Embedded files may not necessarily be PDFs, a typical example is the attached 
embedXML.pdf, which is derived (hacked) from a PDF generated by Quite Imposing 
Plus. 
In this case the embedded file is an XML, which obviously doesnt’ have (%PDF-) 
string hence a syntaxerror is signaled in pdfopenfile.

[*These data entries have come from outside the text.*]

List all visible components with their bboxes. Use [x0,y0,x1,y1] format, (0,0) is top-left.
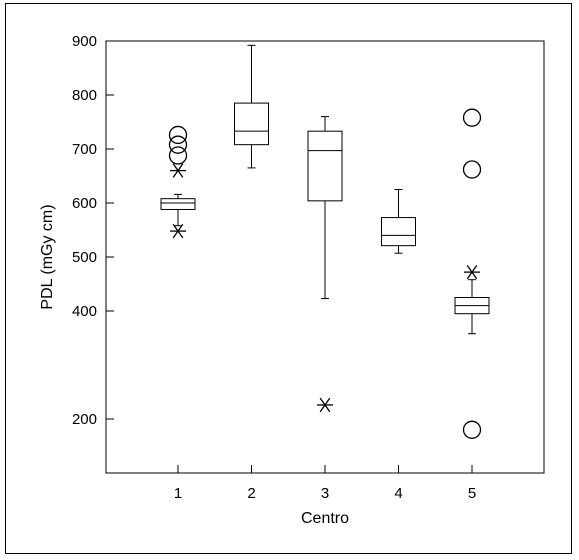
outlier-star [464,264,480,280]
y-tick-label: 500 [72,249,97,266]
x-axis-title: Centro [301,510,349,527]
outlier-circle [462,420,482,439]
outlier-star-stroke [466,264,478,280]
box-iqr [381,217,416,247]
outlier-star [170,223,186,239]
boxes [160,44,490,439]
outlier-star-stroke [319,397,331,413]
y-tick-label: 800 [72,87,97,104]
y-tick-label: 900 [72,33,97,50]
outlier-circle [168,125,188,145]
outlier-circle [168,135,188,154]
outlier-circle [168,146,188,165]
box-iqr [160,198,196,210]
x-tick-label: 3 [321,485,329,502]
box-group-4 [381,189,416,254]
x-tick-label: 4 [394,485,402,502]
box-group-5 [454,108,490,439]
box-iqr [307,130,343,202]
x-tick-label: 2 [247,485,255,502]
y-axis-title: PDL (mGy cm) [39,204,56,309]
y-tick-label: 200 [72,411,97,428]
x-axis: 1 2 3 4 5 [174,465,476,502]
outlier-circle [462,108,482,127]
box-group-2 [234,44,269,169]
y-tick-label: 600 [72,195,97,212]
outlier-star-stroke [172,163,184,178]
box-group-1 [160,125,196,239]
outlier-star-stroke [172,223,184,239]
y-tick-label: 700 [72,141,97,158]
x-tick-label: 5 [468,485,476,502]
box-iqr [234,102,269,146]
box-group-3 [307,116,343,413]
outlier-star [317,397,333,413]
x-tick-label: 1 [174,485,182,502]
figure-frame [5,3,572,554]
outlier-circle [462,160,482,179]
y-axis: 200 400 500 600 700 800 900 [72,33,114,428]
y-tick-label: 400 [72,303,97,320]
outlier-star [170,163,186,178]
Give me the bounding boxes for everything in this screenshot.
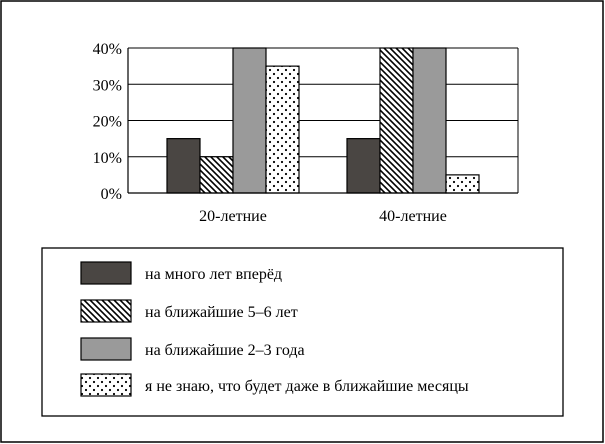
bar-4-1 — [265, 65, 300, 194]
legend: на много лет вперёд на ближайшие 5–6 лет н… — [80, 261, 469, 397]
legend-swatch — [80, 261, 132, 285]
y-tick-label: 0% — [101, 186, 122, 203]
y-axis-tick-labels: 0% 10% 20% 30% 40% — [93, 41, 122, 203]
bars — [166, 47, 480, 194]
bar-2-1 — [199, 156, 234, 194]
axes — [127, 48, 519, 194]
bar-3-2 — [412, 47, 447, 194]
bar-1-2 — [346, 138, 381, 194]
legend-swatch — [80, 337, 132, 361]
legend-swatch — [80, 373, 132, 397]
bar-4-2 — [445, 174, 480, 194]
y-tick-label: 20% — [93, 114, 122, 131]
y-tick-label: 10% — [93, 150, 122, 167]
legend-swatch — [80, 299, 132, 323]
y-tick-label: 30% — [93, 77, 122, 94]
x-category-label: 40-летние — [379, 208, 447, 225]
bar-3-1 — [232, 47, 267, 194]
legend-label: на ближайшие 2–3 года — [145, 342, 305, 359]
legend-label: на ближайшие 5–6 лет — [145, 304, 298, 321]
x-category-label: 20-летние — [199, 208, 267, 225]
legend-label: на много лет вперёд — [145, 266, 282, 283]
legend-label: я не знаю, что будет даже в ближайшие ме… — [145, 378, 469, 395]
y-tick-label: 40% — [93, 41, 122, 58]
bar-2-2 — [379, 47, 414, 194]
x-axis-category-labels: 20-летние 40-летние — [199, 208, 447, 225]
bar-1-1 — [166, 138, 201, 194]
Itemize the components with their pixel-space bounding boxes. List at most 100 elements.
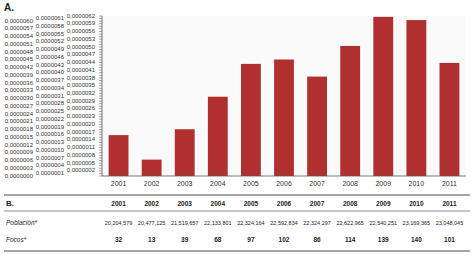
y-tick-label: 0,0000015	[5, 134, 34, 140]
y-tick	[99, 62, 102, 63]
y-tick-label: 0,0000023	[67, 113, 96, 119]
table-header: 2003	[177, 200, 192, 207]
x-tick-label: 2009	[375, 180, 391, 187]
y-tick	[99, 124, 102, 125]
y-tick-label: 0,0000034	[36, 85, 65, 91]
y-tick-label: 0,0000061	[36, 15, 65, 21]
y-tick	[99, 83, 102, 84]
table-cell: 23,048,045	[436, 220, 464, 226]
bar	[109, 135, 129, 176]
x-tick-label: 2008	[342, 180, 358, 187]
y-tick	[99, 70, 102, 71]
table-cell: 101	[444, 236, 455, 243]
table-cell: 39	[181, 236, 189, 243]
y-tick-label: 0,0000060	[5, 18, 34, 24]
table-cell: 20,204,579	[105, 220, 133, 226]
y-tick-label: 0,0000058	[36, 23, 65, 29]
table-header: 2008	[343, 200, 358, 207]
y-tick	[99, 21, 102, 22]
y-tick	[99, 44, 102, 45]
table-cell: 20,477,125	[138, 220, 166, 226]
x-axis-line	[102, 176, 466, 177]
y-tick-label: 0,0000025	[36, 108, 65, 114]
y-tick-label: 0,0000045	[5, 56, 34, 62]
y-tick-label: 0,0000003	[5, 165, 34, 171]
table-cell: 22,592,834	[270, 220, 298, 226]
table-header: 2004	[211, 200, 226, 207]
y-tick	[99, 85, 102, 86]
table-cell: 22,324,297	[303, 220, 331, 226]
y-tick	[99, 16, 102, 17]
y-tick-label: 0,0000013	[36, 139, 65, 145]
y-tick-label: 0,0000062	[67, 13, 96, 19]
y-tick-label: 0,0000052	[36, 38, 65, 44]
bar	[406, 20, 426, 176]
y-tick-label: 0,0000021	[5, 118, 34, 124]
y-tick	[99, 65, 102, 66]
y-tick	[99, 168, 102, 169]
y-tick-label: 0,0000054	[5, 33, 34, 39]
y-tick	[99, 59, 102, 60]
y-tick	[99, 31, 102, 32]
y-tick-label: 0,0000001	[36, 170, 65, 176]
y-tick-label: 0,0000043	[36, 62, 65, 68]
y-tick	[99, 80, 102, 81]
table-cell: 23,169,365	[403, 220, 431, 226]
y-tick-label: 0,0000042	[5, 64, 34, 70]
y-tick	[99, 150, 102, 151]
bar	[440, 63, 460, 176]
y-tick	[99, 160, 102, 161]
y-tick	[99, 111, 102, 112]
x-tick-label: 2003	[177, 180, 193, 187]
y-tick	[99, 114, 102, 115]
y-tick	[99, 39, 102, 40]
y-tick-label: 0,0000032	[67, 90, 96, 96]
y-tick	[99, 18, 102, 19]
y-tick	[99, 54, 102, 55]
y-tick	[99, 163, 102, 164]
y-tick-label: 0,0000009	[5, 149, 34, 155]
y-tick	[99, 132, 102, 133]
y-tick-label: 0,0000035	[67, 82, 96, 88]
chart: A.0,00000000,00000010,00000020,00000030,…	[0, 0, 474, 264]
table-header: 2001	[111, 200, 126, 207]
y-tick	[99, 176, 102, 177]
y-tick-label: 0,0000007	[36, 155, 65, 161]
y-tick-label: 0,0000046	[36, 54, 65, 60]
y-tick-label: 0,0000004	[36, 162, 65, 168]
table-header: 2010	[409, 200, 424, 207]
y-tick-label: 0,0000010	[36, 147, 65, 153]
table-cell: 68	[214, 236, 222, 243]
y-tick-label: 0,0000041	[67, 67, 96, 73]
table-header: 2009	[376, 200, 391, 207]
y-tick-label: 0,0000030	[5, 95, 34, 101]
table-header: 2002	[144, 200, 159, 207]
table: B.20012002200320042005200620072008200920…	[4, 195, 470, 251]
y-tick	[99, 34, 102, 35]
y-tick	[99, 23, 102, 24]
y-tick-label: 0,0000056	[67, 28, 96, 34]
x-tick-label: 2006	[276, 180, 292, 187]
y-tick-label: 0,0000044	[67, 59, 96, 65]
y-tick	[99, 108, 102, 109]
y-tick-label: 0,0000031	[36, 93, 65, 99]
y-tick	[99, 126, 102, 127]
y-tick-label: 0,0000014	[67, 136, 96, 142]
y-tick-label: 0,0000037	[36, 77, 65, 83]
y-tick	[99, 96, 102, 97]
x-tick-label: 2010	[409, 180, 425, 187]
bar	[340, 46, 360, 176]
bar	[373, 17, 393, 176]
bar	[241, 64, 261, 176]
y-tick	[99, 106, 102, 107]
y-tick	[99, 52, 102, 53]
table-rule	[4, 251, 470, 252]
y-tick-label: 0,0000036	[5, 80, 34, 86]
table-header: 2006	[277, 200, 292, 207]
y-tick-label: 0,0000026	[67, 105, 96, 111]
y-tick	[99, 98, 102, 99]
y-tick	[99, 157, 102, 158]
y-tick	[99, 116, 102, 117]
y-tick	[99, 119, 102, 120]
y-tick-label: 0,0000002	[67, 167, 96, 173]
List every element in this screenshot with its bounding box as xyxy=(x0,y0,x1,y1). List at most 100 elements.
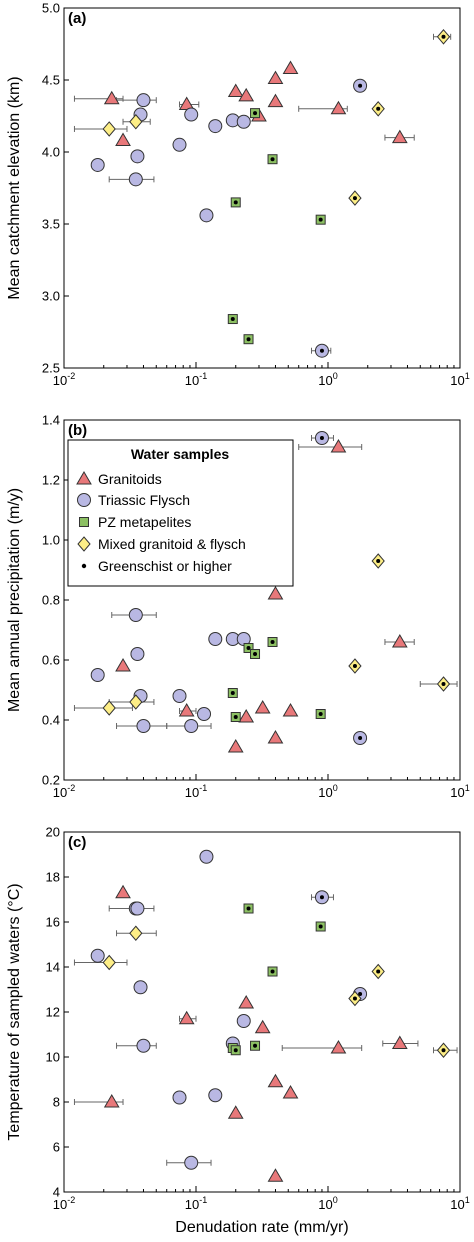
y-tick-label: 1.2 xyxy=(42,473,60,488)
data-point-diamond xyxy=(371,963,385,980)
plot-area-a xyxy=(63,7,461,369)
data-point-circle xyxy=(184,107,199,122)
error-bar xyxy=(73,125,128,132)
x-tick-label: 100 xyxy=(318,371,337,388)
data-point-triangle xyxy=(238,87,255,102)
data-point-circle xyxy=(208,1088,223,1103)
y-ticks-b: 0.2 0.4 0.6 0.8 1.0 1.2 1.4 xyxy=(42,413,69,788)
data-point-square xyxy=(250,108,261,119)
data-point-triangle xyxy=(282,703,299,717)
data-point-circle xyxy=(136,719,151,733)
panel-a: (a) Mean catchment elevation (km) 2.5 3.0… xyxy=(6,1,470,389)
x-tick-label: 10-2 xyxy=(53,1195,75,1212)
x-tick-label: 101 xyxy=(450,1195,469,1212)
data-point-circle xyxy=(208,119,223,134)
x-tick-label: 100 xyxy=(318,783,337,800)
data-point-triangle xyxy=(227,83,244,98)
legend-marker-circle xyxy=(77,493,91,507)
greenschist-dot xyxy=(358,736,363,740)
data-point-circle xyxy=(184,1155,199,1170)
data-point-square xyxy=(227,688,238,698)
greenschist-dot xyxy=(246,337,251,342)
data-point-triangle xyxy=(227,739,244,753)
data-point-diamond xyxy=(348,990,362,1007)
data-point-square xyxy=(230,197,241,208)
legend-circle-symbol xyxy=(77,493,91,507)
y-tick-label: 2.5 xyxy=(42,361,60,376)
panel-c: (c) Temperature of sampled waters (°C) D… xyxy=(6,825,470,1237)
data-point-triangle xyxy=(103,90,120,105)
y-tick-label: 6 xyxy=(53,1140,60,1155)
legend-diamond-symbol xyxy=(77,536,91,552)
legend-marker-dot xyxy=(81,563,87,569)
data-point-circle xyxy=(172,689,187,703)
y-tick-label: 20 xyxy=(46,825,60,840)
data-point-triangle xyxy=(330,100,347,115)
y-tick-label: 8 xyxy=(53,1095,60,1110)
legend-square-symbol xyxy=(79,517,89,527)
legend-label-mixed: Mixed granitoid & flysch xyxy=(98,536,246,552)
data-point-diamond xyxy=(102,954,116,971)
data-point-triangle xyxy=(227,1105,244,1119)
data-point-circle xyxy=(128,608,143,622)
y-tick-label: 1.0 xyxy=(42,533,60,548)
data-point-square xyxy=(267,154,278,165)
data-point-diamond xyxy=(102,700,116,716)
data-point-circle xyxy=(199,208,214,223)
data-point-triangle xyxy=(115,884,131,899)
data-point-circle xyxy=(136,93,151,108)
data-point-triangle xyxy=(115,658,131,672)
y-tick-label: 0.2 xyxy=(42,773,60,788)
y-tick-label: 1.4 xyxy=(42,413,60,428)
data-point-circle xyxy=(130,149,145,164)
data-point-circle xyxy=(314,890,329,905)
y-tick-label: 3.5 xyxy=(42,217,60,232)
y-tick-label: 10 xyxy=(46,1050,60,1065)
data-point-triangle xyxy=(330,439,347,453)
data-point-circle xyxy=(353,731,368,745)
greenschist-dot xyxy=(352,996,357,1001)
greenschist-dot xyxy=(441,682,446,686)
greenschist-dot xyxy=(270,157,275,162)
panel-label-b: (b) xyxy=(68,422,87,439)
data-point-triangle xyxy=(391,129,408,144)
points-a xyxy=(90,29,451,358)
data-point-circle xyxy=(172,137,187,152)
data-point-circle xyxy=(236,114,251,129)
legend-entry-granitoids: Granitoids xyxy=(76,471,162,487)
y-axis-label-a: Mean catchment elevation (km) xyxy=(6,76,23,299)
greenschist-dot xyxy=(358,992,363,996)
greenschist-dot xyxy=(318,712,323,716)
legend-entry-mixed: Mixed granitoid & flysch xyxy=(77,536,246,552)
data-point-triangle xyxy=(238,995,255,1009)
greenschist-dot xyxy=(230,691,235,695)
error-bar xyxy=(281,1045,363,1051)
data-point-square xyxy=(230,1045,241,1056)
data-point-triangle xyxy=(267,586,284,600)
data-point-triangle xyxy=(267,70,284,85)
data-point-circle xyxy=(90,668,105,682)
legend-title: Water samples xyxy=(131,446,230,462)
data-point-diamond xyxy=(436,29,451,45)
data-point-square xyxy=(315,921,326,932)
greenschist-dot xyxy=(319,436,324,440)
y-tick-label: 3.0 xyxy=(42,289,60,304)
greenschist-dot xyxy=(233,715,238,719)
greenschist-dot xyxy=(230,317,235,322)
x-tick-label: 101 xyxy=(450,371,469,388)
data-point-triangle xyxy=(254,700,271,714)
panel-label-c: (c) xyxy=(68,834,86,851)
data-point-diamond xyxy=(129,113,143,130)
data-point-circle xyxy=(199,849,214,864)
data-point-triangle xyxy=(115,132,131,146)
legend-entry-greenschist: Greenschist or higher xyxy=(81,558,232,574)
data-point-diamond xyxy=(129,694,143,710)
data-point-square xyxy=(267,966,278,977)
legend-label-granitoids: Granitoids xyxy=(98,471,162,487)
panel-b: (b) Mean annual precipitation (m/y) 0.20… xyxy=(6,413,470,801)
data-point-circle xyxy=(133,980,148,995)
legend-triangle-symbol xyxy=(76,471,92,485)
data-point-circle xyxy=(172,1090,187,1105)
data-point-square xyxy=(250,1040,261,1051)
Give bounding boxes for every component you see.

Due to this problem, lots of PDFs generated by Quite Imposing Plus plugin 
cannot be processed by Ghostscript – unlike Acrobat Reader, which lets 
attachments open using the appropriate applications rather than treating them 
as PDFs.

I recommend the following as immediate workaround:
Let pdfopenfile (and pdfopen, runpdfbegin in turn) have one more boolean 
argument on stack to specify whether the file to be processed is an attachment 
or not. In case of attachments, non-PDF files should be leaved alone – rather 
than treating them as corrupt PDFs.
Comment 11 Alex Cherepanov 2009-10-06 04:48:08 PDT
Skip non-PDF files during enumeration of embedded file streams in PDF
portfolio. Thanks to Zoltán for the sample file.

The following patch has been committed as a rev. 10143.
http://ghostscript.com/pipermail/gs-cvs/2009-October/009867.html
Regression testing show no differences.
Comment 12 Marcos H. Woehrmann 2011-09-18 21:45:55 PDT
Changing customer bugs that have been resolved more than a year ago to closed.